Nuri menggelengkan kepalanya. "Aku sehat-sehat saja ayah. Tapi aku ingin hanya ingin minta maaf sama Ayah" mendadak Nuri menangis di pangkuan ayahnya.
"Minta maaf untuk apa. Lalu kenapa kamu jadi menangis begini. Coba cerita, jangan buat Ayah bingung"
"Ayah ingat tidak pada kue ikan di kamar Ayah. Waktu itu Ayah pernah kebingungan karena kue itu hilang. Tapi tidak ada satupun yang mengaku mengambilnya. Kue itu sebenarnya aku yang mencuri dan memakannya" tangis Nuri semakin kencang.
"Iya. Iya. Ayah juga sebenarnya tahu akan hal itu. Ayah cuma memang sedikit kesal karena waktu itu kamu tidak jujur dan tidak mau mengakui kesalahan.
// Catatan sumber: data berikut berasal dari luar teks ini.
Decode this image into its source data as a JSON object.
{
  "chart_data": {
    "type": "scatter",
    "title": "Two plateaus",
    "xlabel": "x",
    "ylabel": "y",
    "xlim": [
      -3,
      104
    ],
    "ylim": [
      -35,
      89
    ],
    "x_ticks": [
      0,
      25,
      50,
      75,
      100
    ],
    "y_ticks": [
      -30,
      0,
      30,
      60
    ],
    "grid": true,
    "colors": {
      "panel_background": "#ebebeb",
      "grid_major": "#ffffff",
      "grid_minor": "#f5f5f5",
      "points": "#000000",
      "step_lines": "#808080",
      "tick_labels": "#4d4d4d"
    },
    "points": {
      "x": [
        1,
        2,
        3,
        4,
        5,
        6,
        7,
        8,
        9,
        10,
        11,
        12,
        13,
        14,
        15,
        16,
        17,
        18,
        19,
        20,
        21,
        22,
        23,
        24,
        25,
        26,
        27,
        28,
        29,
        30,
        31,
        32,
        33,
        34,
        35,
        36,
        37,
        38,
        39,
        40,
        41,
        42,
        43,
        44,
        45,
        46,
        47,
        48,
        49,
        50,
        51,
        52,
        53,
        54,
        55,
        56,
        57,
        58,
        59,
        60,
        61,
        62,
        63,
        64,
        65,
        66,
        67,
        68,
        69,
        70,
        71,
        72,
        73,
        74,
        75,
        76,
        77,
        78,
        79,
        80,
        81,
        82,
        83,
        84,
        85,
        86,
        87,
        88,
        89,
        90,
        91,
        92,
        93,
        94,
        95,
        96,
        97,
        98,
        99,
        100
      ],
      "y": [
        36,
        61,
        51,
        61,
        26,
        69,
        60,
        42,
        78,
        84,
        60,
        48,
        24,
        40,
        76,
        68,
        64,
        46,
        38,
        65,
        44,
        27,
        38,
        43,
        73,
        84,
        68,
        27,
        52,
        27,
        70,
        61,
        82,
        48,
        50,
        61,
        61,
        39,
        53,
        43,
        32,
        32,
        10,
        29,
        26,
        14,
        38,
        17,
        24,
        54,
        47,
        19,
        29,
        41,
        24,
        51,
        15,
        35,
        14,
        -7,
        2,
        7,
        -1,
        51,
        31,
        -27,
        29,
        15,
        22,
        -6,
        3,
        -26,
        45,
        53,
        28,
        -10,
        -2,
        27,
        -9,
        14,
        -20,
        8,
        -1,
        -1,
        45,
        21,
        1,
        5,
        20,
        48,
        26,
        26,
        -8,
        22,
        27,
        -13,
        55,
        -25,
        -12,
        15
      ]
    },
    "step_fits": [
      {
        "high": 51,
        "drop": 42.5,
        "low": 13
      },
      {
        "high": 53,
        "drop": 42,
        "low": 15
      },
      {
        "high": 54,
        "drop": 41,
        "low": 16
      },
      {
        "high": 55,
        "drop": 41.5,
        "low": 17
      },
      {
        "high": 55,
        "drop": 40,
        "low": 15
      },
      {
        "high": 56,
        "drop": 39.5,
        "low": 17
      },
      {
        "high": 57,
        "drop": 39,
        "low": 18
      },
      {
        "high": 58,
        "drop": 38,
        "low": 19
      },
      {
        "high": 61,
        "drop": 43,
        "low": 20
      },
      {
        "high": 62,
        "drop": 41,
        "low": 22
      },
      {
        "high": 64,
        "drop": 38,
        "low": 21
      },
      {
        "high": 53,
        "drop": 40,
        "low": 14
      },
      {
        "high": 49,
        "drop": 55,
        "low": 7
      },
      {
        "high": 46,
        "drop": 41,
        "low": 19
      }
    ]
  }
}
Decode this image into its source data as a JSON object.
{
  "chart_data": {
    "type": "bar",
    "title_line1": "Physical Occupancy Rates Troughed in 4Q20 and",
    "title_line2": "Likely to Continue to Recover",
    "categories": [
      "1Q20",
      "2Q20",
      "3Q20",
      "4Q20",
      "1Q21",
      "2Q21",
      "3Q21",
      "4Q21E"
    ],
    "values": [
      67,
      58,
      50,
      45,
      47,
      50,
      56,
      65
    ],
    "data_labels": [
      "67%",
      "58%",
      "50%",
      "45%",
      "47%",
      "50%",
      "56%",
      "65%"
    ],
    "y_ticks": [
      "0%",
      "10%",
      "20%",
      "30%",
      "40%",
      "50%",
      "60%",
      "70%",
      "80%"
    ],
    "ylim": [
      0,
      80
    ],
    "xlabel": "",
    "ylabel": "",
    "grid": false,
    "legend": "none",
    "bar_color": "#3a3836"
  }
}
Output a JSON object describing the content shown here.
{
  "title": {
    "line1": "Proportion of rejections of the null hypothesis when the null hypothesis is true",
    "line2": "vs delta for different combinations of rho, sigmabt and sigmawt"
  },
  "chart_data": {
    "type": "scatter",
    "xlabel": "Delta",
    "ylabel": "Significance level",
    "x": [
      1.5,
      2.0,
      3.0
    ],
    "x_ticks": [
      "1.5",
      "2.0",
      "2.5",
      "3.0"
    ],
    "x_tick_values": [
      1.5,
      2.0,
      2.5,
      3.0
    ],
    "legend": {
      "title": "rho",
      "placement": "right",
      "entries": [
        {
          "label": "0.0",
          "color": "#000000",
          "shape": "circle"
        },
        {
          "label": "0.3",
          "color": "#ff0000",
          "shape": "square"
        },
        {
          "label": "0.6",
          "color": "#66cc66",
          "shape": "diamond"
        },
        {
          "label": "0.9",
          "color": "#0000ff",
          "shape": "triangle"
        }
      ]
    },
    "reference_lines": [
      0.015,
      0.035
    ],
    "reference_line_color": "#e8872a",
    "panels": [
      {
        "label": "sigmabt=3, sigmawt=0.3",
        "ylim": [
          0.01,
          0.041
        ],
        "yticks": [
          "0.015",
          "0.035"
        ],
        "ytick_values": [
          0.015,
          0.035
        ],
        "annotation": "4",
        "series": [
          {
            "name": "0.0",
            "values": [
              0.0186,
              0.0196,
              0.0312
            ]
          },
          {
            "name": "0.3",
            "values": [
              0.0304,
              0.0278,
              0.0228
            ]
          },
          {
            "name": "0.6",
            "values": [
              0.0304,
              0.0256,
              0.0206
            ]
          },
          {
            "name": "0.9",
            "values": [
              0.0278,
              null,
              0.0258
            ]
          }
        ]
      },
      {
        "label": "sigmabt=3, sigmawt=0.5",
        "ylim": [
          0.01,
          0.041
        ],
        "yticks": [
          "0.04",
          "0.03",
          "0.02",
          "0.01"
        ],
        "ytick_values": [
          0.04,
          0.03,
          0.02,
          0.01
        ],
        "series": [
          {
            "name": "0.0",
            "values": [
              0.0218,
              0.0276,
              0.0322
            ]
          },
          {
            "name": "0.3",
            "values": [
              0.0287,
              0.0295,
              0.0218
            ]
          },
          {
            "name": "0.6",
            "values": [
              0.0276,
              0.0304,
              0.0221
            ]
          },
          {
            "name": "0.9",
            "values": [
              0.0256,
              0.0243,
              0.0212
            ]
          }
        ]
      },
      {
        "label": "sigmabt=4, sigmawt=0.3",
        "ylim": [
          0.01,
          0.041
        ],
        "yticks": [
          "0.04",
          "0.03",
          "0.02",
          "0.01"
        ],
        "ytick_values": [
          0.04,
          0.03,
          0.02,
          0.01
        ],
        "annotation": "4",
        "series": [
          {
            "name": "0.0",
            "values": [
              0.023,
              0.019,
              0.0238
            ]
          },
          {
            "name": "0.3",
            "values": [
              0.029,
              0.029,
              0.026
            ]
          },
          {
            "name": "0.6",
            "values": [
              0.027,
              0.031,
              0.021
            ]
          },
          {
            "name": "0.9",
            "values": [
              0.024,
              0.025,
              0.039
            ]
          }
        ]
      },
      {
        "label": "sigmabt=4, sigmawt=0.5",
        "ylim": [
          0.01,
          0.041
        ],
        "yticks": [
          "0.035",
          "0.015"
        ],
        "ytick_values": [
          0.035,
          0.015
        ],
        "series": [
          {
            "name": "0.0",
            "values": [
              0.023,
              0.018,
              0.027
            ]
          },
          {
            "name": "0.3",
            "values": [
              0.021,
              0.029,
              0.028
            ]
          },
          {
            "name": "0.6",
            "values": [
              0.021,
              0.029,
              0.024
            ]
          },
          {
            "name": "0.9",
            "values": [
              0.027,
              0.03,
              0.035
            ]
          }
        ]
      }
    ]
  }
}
Tapi Ayah juga sudah memaafkanmu, kok. Yang penting kamu sekarang sadar bahwa mencuri itu tidak baik dan sangat terhormat untuk dapat jujur dan mengakui kesalahan." Ayah mengusap-usap kepala Nuri.
"Tapi aku tidak mau di hukum ataupun dipenjara. Aku tak ingin berpisah dengan Ayah" kata Nuri di tengah isaknya.
"Lho. Siapa yang mau menghukum dan memenjara kamu?" Ayah menatap penuh tanya.
"Aku dengar Benu dan beberapa teman benur lain harus menjalani 'kerja paksa'. Padahal kan mereka masih kecil. Sebelumnya mereka juga sempat mencuri rumput laut di istana. Ini pasti hukuman untuk mereka karena mencuri kan."
"Owh itu rupanya." Ayah tersenyum. "Kerja paksa itu bukan hukuman tapi memang sudah menjadi peraturan di kerajaan samudera. Sebelumnya peraturan ini sempat di hapus. Namun dihidupkan kembali oleh Paduka Maha Menteri yang baru."
"Itu tidak adil Ayah. Mereka kan masih kecil belum layak dipekerjakan" Nuri memotong.
"Ayah tahu Nuri, itu tidak adil. Kita rakyat kecil tak bisa berbuat banyak. Hanya bisa berdoa semoga keluarga kita lolos dari peraturan ini." Ayah berkata sambil memeluk Nuri.